Pero pronto, la simplicidad se volvió vacía como un río sin corriente. Nadie compartía sus pescados, nadie lo saludaba desde las orillas, y el bote flotaba solo en un mundo que no lo necesitaba. "Esto es libertad”, pensó, mirando las redes que colgaban sin propósito, "pero no hay nadie con quien estar”. Una noche, mientras las luciérnagas danzaban sobre el agua, oyó un rumor lejano que le erizó la piel. "Algo está mal”, pensó, y por primera vez, sintió un pinchazo de culpa por haber dejado Ríoazul atrás.

Mientras tanto, en el reino, una sombra se extendió como una niebla densa. Los ríos se enturbiaron, volviéndose grises y lentos, y las flores silvestres se marchitaron, dejando las colinas desnudas y tristes. Los puentes de madera crujieron y cedieron bajo el peso de carros vacíos, y las aldeas se llenaron de suspiros, pues las redes volvían sin peces y los niños lloraban por el pan que escaseaba.

El rey y la reina, con rostros pálidos como la luna, buscaron a su hijo por los salones vacíos y los jardines marchitos, pero solo hallaron su caña abandonada en la orilla, cubierta de musgo seco. Los aldeanos murmuraban que una maldición había caído sobre ellos, robando la vida de las aguas, y los consejeros suplicaban al rey que enviara barcas en busca del príncipe perdido.

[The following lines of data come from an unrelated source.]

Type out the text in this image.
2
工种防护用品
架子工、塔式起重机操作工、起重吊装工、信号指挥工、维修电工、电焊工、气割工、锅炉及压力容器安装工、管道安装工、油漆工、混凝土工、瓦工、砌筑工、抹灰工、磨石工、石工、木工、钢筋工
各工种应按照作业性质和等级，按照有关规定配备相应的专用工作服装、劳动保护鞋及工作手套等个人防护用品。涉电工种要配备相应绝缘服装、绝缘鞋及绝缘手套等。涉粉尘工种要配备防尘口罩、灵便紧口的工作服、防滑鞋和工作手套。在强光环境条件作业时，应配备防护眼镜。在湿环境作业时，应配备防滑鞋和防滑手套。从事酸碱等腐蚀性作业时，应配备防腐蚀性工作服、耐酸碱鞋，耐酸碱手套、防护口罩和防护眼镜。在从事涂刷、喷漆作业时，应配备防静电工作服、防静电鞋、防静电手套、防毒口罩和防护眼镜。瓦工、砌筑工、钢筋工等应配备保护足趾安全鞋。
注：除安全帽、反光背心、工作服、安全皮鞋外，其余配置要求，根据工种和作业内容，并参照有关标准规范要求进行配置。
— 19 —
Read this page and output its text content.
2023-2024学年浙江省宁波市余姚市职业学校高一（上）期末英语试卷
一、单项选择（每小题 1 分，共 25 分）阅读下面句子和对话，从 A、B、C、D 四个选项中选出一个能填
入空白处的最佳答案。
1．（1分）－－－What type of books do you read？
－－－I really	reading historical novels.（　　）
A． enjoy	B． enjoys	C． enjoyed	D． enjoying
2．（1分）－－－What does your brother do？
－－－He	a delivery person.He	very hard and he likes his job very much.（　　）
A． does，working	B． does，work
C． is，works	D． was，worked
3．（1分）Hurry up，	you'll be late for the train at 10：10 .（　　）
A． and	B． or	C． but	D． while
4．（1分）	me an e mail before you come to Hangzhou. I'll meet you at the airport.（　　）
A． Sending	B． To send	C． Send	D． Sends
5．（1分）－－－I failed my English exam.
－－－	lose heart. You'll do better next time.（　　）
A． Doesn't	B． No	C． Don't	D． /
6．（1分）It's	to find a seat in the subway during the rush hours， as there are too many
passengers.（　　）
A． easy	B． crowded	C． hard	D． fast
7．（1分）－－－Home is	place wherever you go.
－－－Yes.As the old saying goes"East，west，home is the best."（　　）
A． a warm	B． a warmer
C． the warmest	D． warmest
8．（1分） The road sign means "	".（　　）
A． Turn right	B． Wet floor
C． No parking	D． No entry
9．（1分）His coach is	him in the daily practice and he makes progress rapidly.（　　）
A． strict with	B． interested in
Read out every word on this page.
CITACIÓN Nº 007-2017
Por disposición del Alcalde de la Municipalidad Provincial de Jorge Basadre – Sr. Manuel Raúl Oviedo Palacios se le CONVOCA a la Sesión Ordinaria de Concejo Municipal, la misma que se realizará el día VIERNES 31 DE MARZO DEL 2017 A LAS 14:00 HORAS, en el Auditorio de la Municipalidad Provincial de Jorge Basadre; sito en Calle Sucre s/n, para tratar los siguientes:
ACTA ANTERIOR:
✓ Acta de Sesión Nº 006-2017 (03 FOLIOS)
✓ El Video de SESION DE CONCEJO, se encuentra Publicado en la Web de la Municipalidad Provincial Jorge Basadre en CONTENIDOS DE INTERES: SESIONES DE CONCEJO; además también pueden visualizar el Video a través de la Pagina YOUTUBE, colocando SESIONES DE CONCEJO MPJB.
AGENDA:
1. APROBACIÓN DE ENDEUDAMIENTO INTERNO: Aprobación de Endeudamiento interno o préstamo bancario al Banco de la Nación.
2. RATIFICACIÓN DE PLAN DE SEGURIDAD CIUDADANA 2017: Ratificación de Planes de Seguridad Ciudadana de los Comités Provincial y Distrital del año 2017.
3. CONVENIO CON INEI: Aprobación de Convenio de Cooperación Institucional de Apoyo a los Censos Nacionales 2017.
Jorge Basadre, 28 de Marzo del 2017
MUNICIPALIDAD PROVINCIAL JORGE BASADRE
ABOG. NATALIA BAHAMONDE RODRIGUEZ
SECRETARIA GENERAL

Fue entonces cuando una princesa llegó a Ríoazul, atravesando las colinas muertas con paso firme. Se llamaba Liora, del reino de Lunamar, un lugar de mares tranquilos y noches estrelladas. Era una joven de diecisiete años, con cabellos plateados que brillaban como la luna y ojos azules como zafiros pulidos. Su figura era esbelta, su corazón valiente, y su sabiduría era conocida en su tierra. Había oído de la desaparición del príncipe de Ríoazul y de la tristeza que consumía su reino. Con su báculo y su yegua gris, partió al bosque, guiada por un instinto que fluía en su interior como un río sereno.